A Cannes, l'émouvant adieu au cinéma du cinéaste iranien Abbas Kiarostami

Abbas Kiarostami, Palme d'or du festival de Cannes en 1997 pour "Le goût de la cerise", est décédé le 4 juin à Paris à l'âge de 76 ans, d'un accident vasculaire cérébral selon des médias iraniens.
Abbas Kiarostami, Palme d'or du festival de Cannes en 1997 pour "Le goût de la cerise", est décédé le 4 juin à Paris à l'âge de 76 ans, d'un accident vasculaire cérébral selon des médias iraniens. - © AFP PHOTO / VALERY HACHE

Projeté mardi à Cannes, le délicat et poétique 24 Frames, oeuvre posthume d'Abbas Kiarostami décédé l'an passé à l'âge de 76 ans, est un adieu émouvant du cinéaste iranien au 7e art.

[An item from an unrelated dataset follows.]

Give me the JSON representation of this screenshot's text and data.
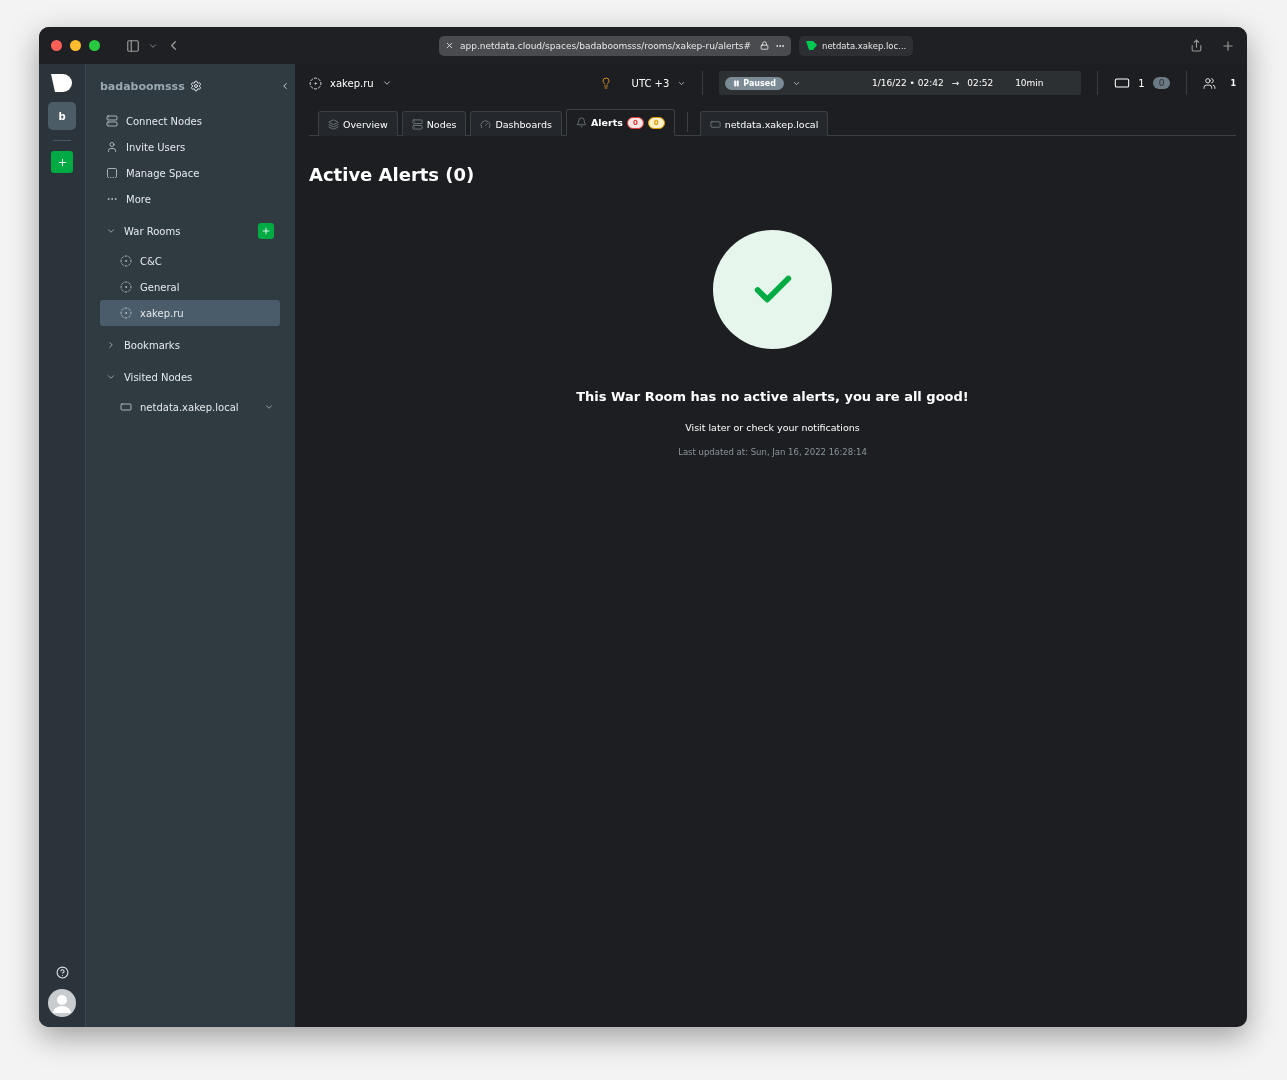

Thierry Frémaux, délégué général du Festival, a rendu hommage au Lauréat de la Palme d'or 1997 pour Le goût de la cerise (ex aequo avec L'anguille du Japonais Shoei Imamura), juste avant la projection en séance spéciale.  

"Vous allez assister à un film à sketches, dans lequel Abbas s'est amusé à brouiller les pistes, à réfléchir à ce qu'est un film, une image animée, une photographie. En partant, il a encore ouvert des portes, des pistes. C'est ça un grand cinéaste", a-t-il déclaré.

Comme son titre le suggère, 24 Frames propose d'observer 24 vignettes encadrées. Toutes sont des photos qui ont été prises par Kiarostami, sauf la première, un dessin qui prend vie par un effet d'animation.

Ce procédé se répète pour les photographies, grâce à des effets numériques discrets qui donnent un aspect bricolé assez séduisant de l'ensemble.

En leur redonnant vie, l'artiste iranien imagine les histoires qui se cachent derrière ces images.

"Je me demande toujours dans quelle mesure les artistes cherchent à représenter la réalité d'une scène. Les peintres et les photographes ne capturent qu'une seule image et rien de ce qui survient avant ou après. Pour 24 Frames,  j'ai décidé d'utiliser les photos que j'ai prises ces dernières années, j'y ai ajouté ce que j'ai imaginé avoir eu lieu avant ou après chacun des moments capturés", expliquait Kiarostami dans une note d'intention.

Ces scènes minimalistes sont quasiment toutes naturalistes, avec différents animaux pour protagonistes. Beaucoup d'entre-elles montrent des oiseaux dans des paysages enneigés.

Kiarostami filme aussi une vache, qui finit par se réveiller de sa sieste sur une plage juste avant que la marée montante ne l'emporte. Il montre également une biche qu'un tir de chasseur finit par atteindre ou encore cet oiseau, posé sur des buches, qui daigne enfin s'envoler quand les deux arbres derrière lui sont tronçonnés.

Ces deux derniers "cadres" font intervenir hors champ l'homme, dans ce qu'il a de destructeur et rappelle à quel point Abbas Kiarostami était un artiste sensible à la fragile beauté du monde.

L'ultime vignette est dédiée au cinéma. Au premier plan, une personne est endormie sur son bureau. Devant lui, sur l'écran d'ordinateur, l'image très lentement animée d'un film hollywoodien montre un homme et une femme qui finissent par s'embrasser. 

Les mots "The End" apparaissent, avec une chanson en écho "Love Never Dies" (l'amour ne meurt jamais). Ultime message du cinéaste iranien.